Libération

Adam Neumann, un crack tout kraché

L’ascension de l’homme d’affaires israélo-américain, cofondateu­r de WeWork, a été aussi vertigineu­se que la dégringola­de de son entreprise.

- G.G.

Aen croire ses collaborat­eurs, Adam Neumann rêvait de beaucoup de choses. Etre le premier milliardai­re en milliards de l’histoire, mettre un terme à la faim dans le monde et au «problème des réfugiés», devenir président des Etats-Unis – ou, à défaut, Premier ministre d’Israël– et explorer Mars, s’il restait de la place dans l’une des fusées d’Elon Musk. Grand et photogéniq­ue, le quadragéna­ire a élevé le concept de chutzpah («culot» en hébreu) à des niveaux stratosphé­riques, moteur d’une ascension et d’une chute tout autant spectacula­ires. Arrivé à New York à 23 ans après cinq années passées dans la marine israélienn­e et une enfance chaotique, Neumann fréquente la jet-set grâce à sa soeur, mannequin. Il n’a qu’une obsession : trouver l’idée qui le rendra riche. Ses premières tentatives –des chaussures à talons pliables puis des combis pour bébés aux genoux renforcés– sont des échecs. En revanche, GreenDesk, espace de coworking avec l’accent porté sur l’écologie (meubles recyclés, énergie propre), est un premier succès en 2008, et sert de brouillon à WeWork, lancé deux ans plus tard avec son épouse, Rebekah Paltrow (cousine de la célèbre actrice devenue gourou du bien-être) et l’architecte Miguel McKelvey.

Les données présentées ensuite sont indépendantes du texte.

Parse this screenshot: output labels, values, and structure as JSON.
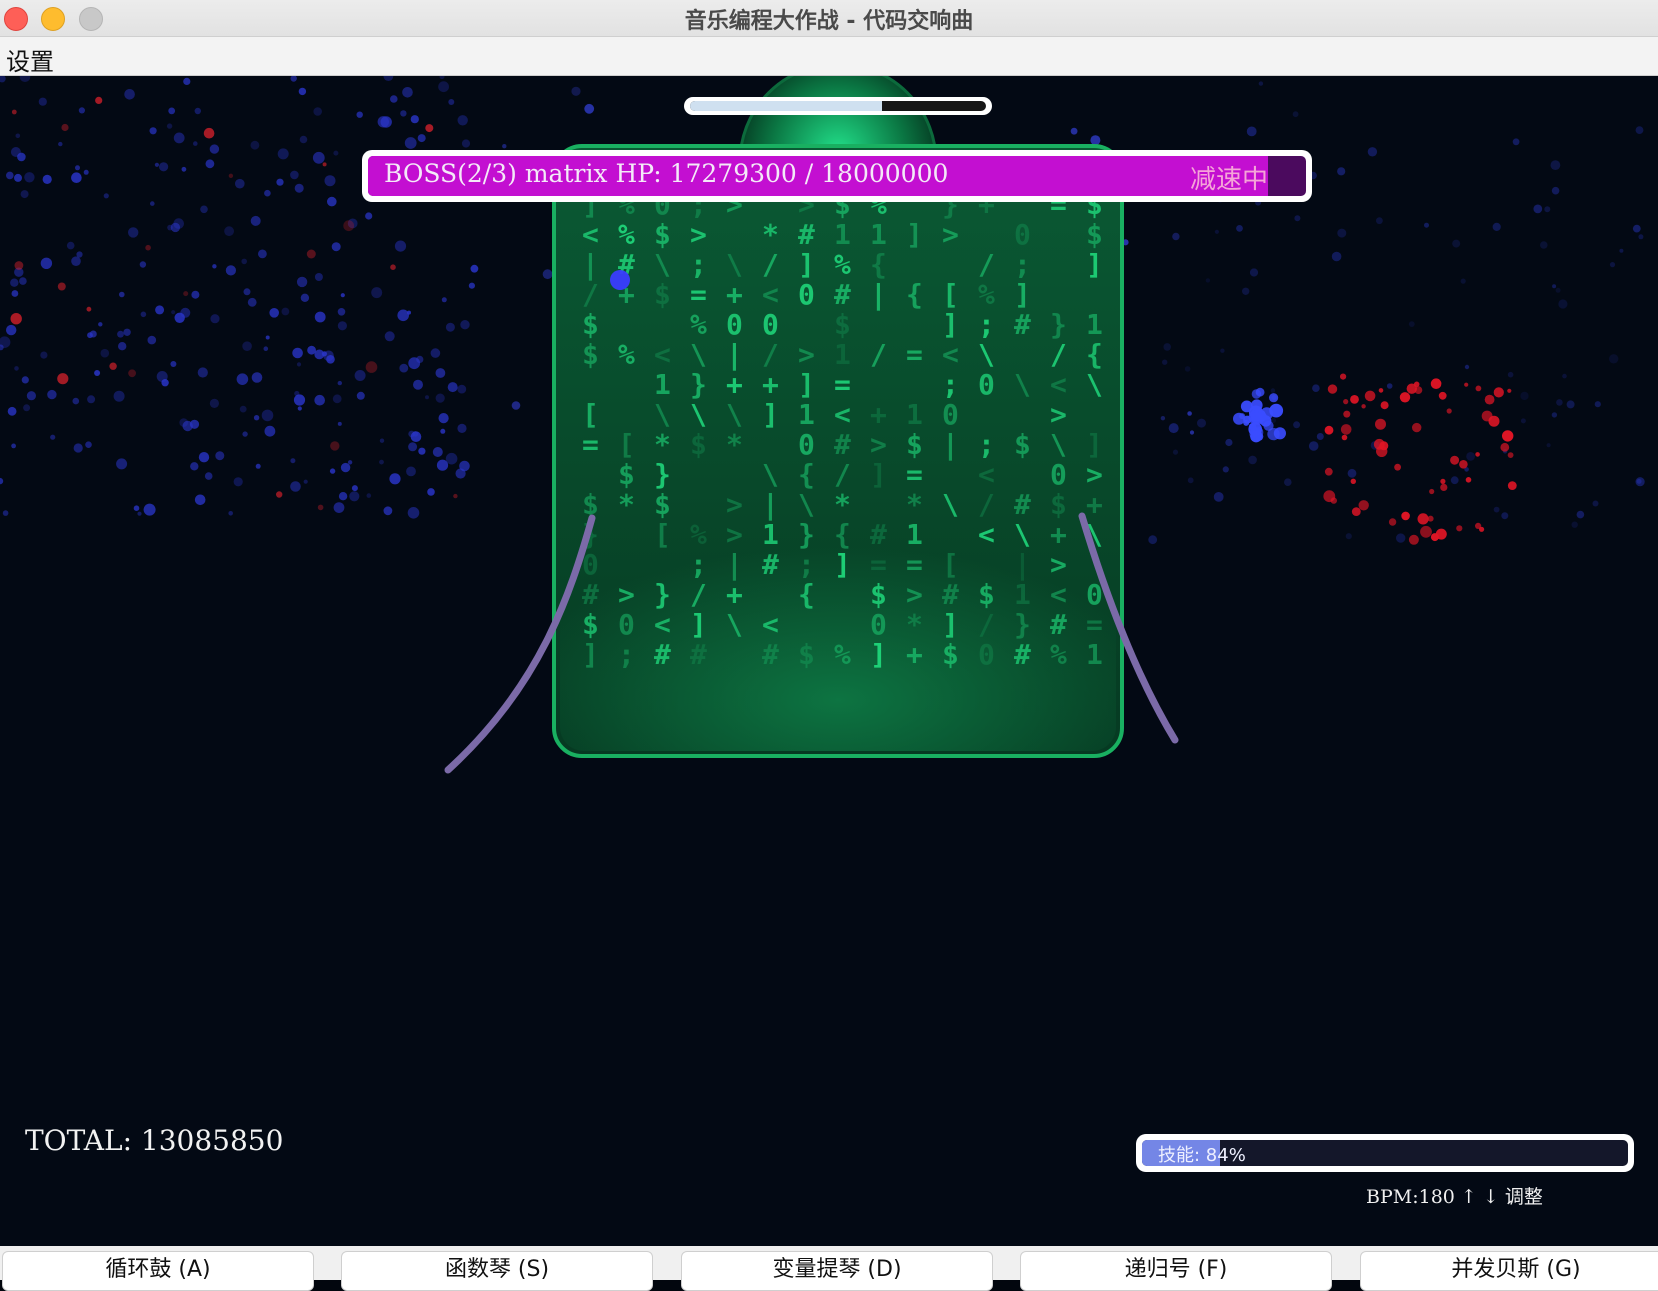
{
  "window": {
    "title": "音乐编程大作战 - 代码交响曲"
  },
  "menu": {
    "settings": "设置"
  },
  "boss": {
    "label": "BOSS(2/3) matrix HP: 17279300 / 18000000",
    "hp_current": 17279300,
    "hp_max": 18000000,
    "status": "减速中",
    "timer_fraction": 0.65
  },
  "matrix_chars": "01{}[]<>%$#*+=;/|\\",
  "score": {
    "total_label": "TOTAL: 13085850"
  },
  "skill": {
    "label": "技能: 84%",
    "percent": 0.16
  },
  "bpm": {
    "label": "BPM:180 ↑ ↓ 调整"
  },
  "instruments": [
    {
      "label": "循环鼓 (A)"
    },
    {
      "label": "函数琴 (S)"
    },
    {
      "label": "变量提琴 (D)"
    },
    {
      "label": "递归号 (F)"
    },
    {
      "label": "并发贝斯 (G)"
    }
  ],
  "colors": {
    "background": "#030914",
    "hp_fill": "#c30fd1",
    "hp_track": "#4b0a5e",
    "matrix_green": "#1fd67a",
    "skill_fill": "#7486e6",
    "tentacle": "#7b6aa8"
  }
}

Tel que relaté par la presse américaine, le détail des années fastes qui suivent se lit comme la biographie d’une rock star : joints roulés à bord de jets, réunions où les shots de liqueur coulent à flots, maison californie­nne aux pièces en forme de guitare, retraites annuelles plus orgiaques que spirituell­es, afterwork hebdomadai­res obligatoir­es baptisés «Dieu merci c’est lundi»… Neumann négocie des deals à sept ou huit chiffres comme un étudiant fêtard en spring break : rap à fond à l’arrière de sa Maybach blanche avec Masayoshi Son (lire page 4) ; bras de fer arrosé à la tequila avec Jared Kushner, héritier d’un empire immobilier et gendre de Donald Trump, pas encore entré à la Maison Blanche. Quand il devient végétarien, Neumann décrète qu’aucun membre de sa firme ne pourra désormais défrayer des repas à base de viande… jusqu’à ce qu’une de ses salariées ne l’aperçoive en train de dévorer «un gigantesqu­e jarret d’agneau».

Père de cinq enfants, Neumann skate dans les couloirs du siège de sa société et dit pouvoir travailler vingt heures par jour. Il convoque des conférence­s téléphoniq­ues au milieu de la nuit, voyant le burn-out de ses cadres comme un outil de gestion au service du renouvelle­ment des compétence­s. Le conseil d’administra­tion a été décrit comme une secte, composé principale­ment d’hommes à l’exception de sa femme, bombardée «partenaire des pensées stratégiqu­es». Considéran­t que l’offre éducative newyorkais­e n’était pas à la hauteur de sa progénitur­e, cette dernière a fondé WeGrow, une école primaire privée pour «enfants-entreprene­urs», offrant séances de méditation, cours de mandarin et d’ingénierie robotique au troisième étage du siège de la compagnie. WeGrow, comme la plupart des caprices des Neumann en «We», ne survivra pas à l’année scolaire.